A grande missão, ao fim e ao cabo, é o de conseguir libertar o maior número de pessoas deste estado de adormecimento, torpor e ilusão. No fim, após a epopeia que o herói tem de atravessar, as regras são desafiadas com sucesso e novas portas abrem-se. Tal como refere Neo, dirigindo-se às máquinas (ou aos humanos que se comportam como máquinas previsíveis, se falássemos do nosso mundo real) que tentam controlar a Matrix:

“Eu sei que têm medo... têm medo de nós. Têm medo da mudança. Eu não conheço o futuro. Não vim aqui para vos dizer como é que isto vai acabar. Vim aqui para vos dizer como vai começar. Vou desligar este telefone, e depois vou mostrar a estas pessoas o que não querem que elas vejam. Vou mostrar-lhes um mundo sem vocês. Um mundo sem regras e controlos, sem fronteiras ou limites. Um mundo onde tudo é possível. O que vamos fazer a partir daí é uma escolha que deixo a vocês.”

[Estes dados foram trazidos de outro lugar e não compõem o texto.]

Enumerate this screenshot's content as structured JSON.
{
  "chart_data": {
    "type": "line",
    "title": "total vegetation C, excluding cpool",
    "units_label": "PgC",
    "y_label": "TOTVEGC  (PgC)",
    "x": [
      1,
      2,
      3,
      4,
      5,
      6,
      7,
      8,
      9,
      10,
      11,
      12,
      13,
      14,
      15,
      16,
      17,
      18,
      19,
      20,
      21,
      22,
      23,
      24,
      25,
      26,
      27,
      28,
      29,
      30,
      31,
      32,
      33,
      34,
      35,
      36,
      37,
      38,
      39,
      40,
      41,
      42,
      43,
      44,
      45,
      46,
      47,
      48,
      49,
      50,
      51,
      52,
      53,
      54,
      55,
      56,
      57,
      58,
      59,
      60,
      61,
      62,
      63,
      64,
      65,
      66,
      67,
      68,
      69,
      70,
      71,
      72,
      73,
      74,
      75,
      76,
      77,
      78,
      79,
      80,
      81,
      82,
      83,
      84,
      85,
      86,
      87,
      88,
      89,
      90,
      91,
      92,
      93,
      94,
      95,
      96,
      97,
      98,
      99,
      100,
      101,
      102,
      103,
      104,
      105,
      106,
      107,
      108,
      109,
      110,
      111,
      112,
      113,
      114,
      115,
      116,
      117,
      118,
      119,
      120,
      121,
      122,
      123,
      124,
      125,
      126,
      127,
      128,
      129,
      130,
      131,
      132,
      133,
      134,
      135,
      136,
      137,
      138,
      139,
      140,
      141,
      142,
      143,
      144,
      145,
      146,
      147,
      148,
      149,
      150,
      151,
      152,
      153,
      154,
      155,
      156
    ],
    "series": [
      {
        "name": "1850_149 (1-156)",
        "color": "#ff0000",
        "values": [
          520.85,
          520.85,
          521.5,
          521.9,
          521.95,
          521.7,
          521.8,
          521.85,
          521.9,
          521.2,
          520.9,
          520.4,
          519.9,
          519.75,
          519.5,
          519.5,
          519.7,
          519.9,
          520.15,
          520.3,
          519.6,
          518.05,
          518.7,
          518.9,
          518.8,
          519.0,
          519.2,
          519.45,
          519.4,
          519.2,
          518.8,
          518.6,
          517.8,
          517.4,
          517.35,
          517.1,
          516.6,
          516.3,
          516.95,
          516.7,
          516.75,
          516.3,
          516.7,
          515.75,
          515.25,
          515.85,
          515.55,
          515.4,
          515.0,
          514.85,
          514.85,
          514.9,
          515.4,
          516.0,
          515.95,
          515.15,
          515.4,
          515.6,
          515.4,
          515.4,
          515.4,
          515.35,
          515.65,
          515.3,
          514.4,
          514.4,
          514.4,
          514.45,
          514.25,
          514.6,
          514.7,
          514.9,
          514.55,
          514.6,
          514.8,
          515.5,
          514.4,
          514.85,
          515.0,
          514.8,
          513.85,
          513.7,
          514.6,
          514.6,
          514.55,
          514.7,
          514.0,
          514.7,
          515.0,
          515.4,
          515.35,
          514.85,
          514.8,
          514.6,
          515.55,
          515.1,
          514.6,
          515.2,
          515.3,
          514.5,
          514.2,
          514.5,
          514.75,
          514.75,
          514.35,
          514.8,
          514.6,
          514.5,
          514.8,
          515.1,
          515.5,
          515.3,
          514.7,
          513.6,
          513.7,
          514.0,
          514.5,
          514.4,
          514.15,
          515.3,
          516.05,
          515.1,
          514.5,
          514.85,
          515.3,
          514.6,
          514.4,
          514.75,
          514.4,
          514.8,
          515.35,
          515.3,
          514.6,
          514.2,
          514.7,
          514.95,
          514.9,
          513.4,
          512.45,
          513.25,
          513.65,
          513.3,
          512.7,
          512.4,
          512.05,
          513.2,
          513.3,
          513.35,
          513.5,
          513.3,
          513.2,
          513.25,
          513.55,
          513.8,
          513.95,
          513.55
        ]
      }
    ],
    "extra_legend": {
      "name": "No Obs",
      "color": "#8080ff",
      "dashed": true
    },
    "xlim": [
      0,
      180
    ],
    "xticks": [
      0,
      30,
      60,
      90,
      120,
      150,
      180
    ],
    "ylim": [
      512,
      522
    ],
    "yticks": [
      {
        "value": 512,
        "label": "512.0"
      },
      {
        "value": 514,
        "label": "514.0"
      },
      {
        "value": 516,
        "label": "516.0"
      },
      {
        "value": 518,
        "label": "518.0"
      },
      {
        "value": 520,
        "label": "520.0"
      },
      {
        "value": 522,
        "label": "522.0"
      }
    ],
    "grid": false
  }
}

No cyberpunk “os atos individuais de rebelião dos marginalizados raramente se transformam numa resistência organizada”

Mas… o que sucedeu ao cyberpunk para, atualmente, parecer que estagnou, rodeando-se, no cinema e em alguma literatura, dos velhos e gastos clichés das décadas de 1980 e 1990, sem adicionar nada de novo, algo que, aos olhos de hoje, pareça verdadeiramente transgressor e seja um espelho para outras opções ou utopias?

“Porque é que o cyberpunk ainda se parece com o que era nos anos 80? Talvez não tenha existido necessidade de mudar: ele continua a ter impacto junto de nós porque o mundo que retrata é aquele em que vivemos”, explica Paul Walker-Emig, antigo jornalista que atualmente trabalha para indústria dos videojogos, num incisivo artigo de opinião que escreveu para o jornal The Guardian, quando o cyberpunk teve um fugaz reaparecimento mediático.

“O género foi formado como resposta a um mundo onde o poder corporativo proliferava e se expandia por todo o globo, a desigualdade crescia e a Inteligência Artificial, os computadores e outras novas formas de tecnologia ofereciam tanto a promessa de libertação como o potencial para novas e perigosas formas de dominação.”

Todavia, e se olharmos para as origens da ficção cyberpunk, vemos que, apesar de “ter aberto brechas”, “os atos individuais de rebelião dos marginalizados raramente se transformam numa resistência organizada”, critica em seguida. Ou seja, eram histórias que iam beber muito, apesar de o colocar em causa, ao espírito da época em que sugiram, dominado por um crescente individualismo, por uma crença de que que tudo estava ao alcance do indivíduo; renegando as outras narrativas que olham para o coletivo como verdadeira força de mudança.

“Não é coincidência que o cyberpunk tenha amadurecido durante a era em que o capitalismo estava a avançar para um domínio global. […] O neoliberalismo tornou-se um consenso que impediu, com sucesso, a imaginação de alternativas. Este horizonte de acontecimentos políticos foi também uma morte para a ficção científica utópica. Interiorizámos a ideia de que o sistema em que vivemos é uma inevitabilidade e, com isso, a nossa imaginação estagnou, incapaz de conceber um futuro que vá para além dele – como se estivéssemos presos num loop de uma dessas simulações de computador de que o género tanto gosta.”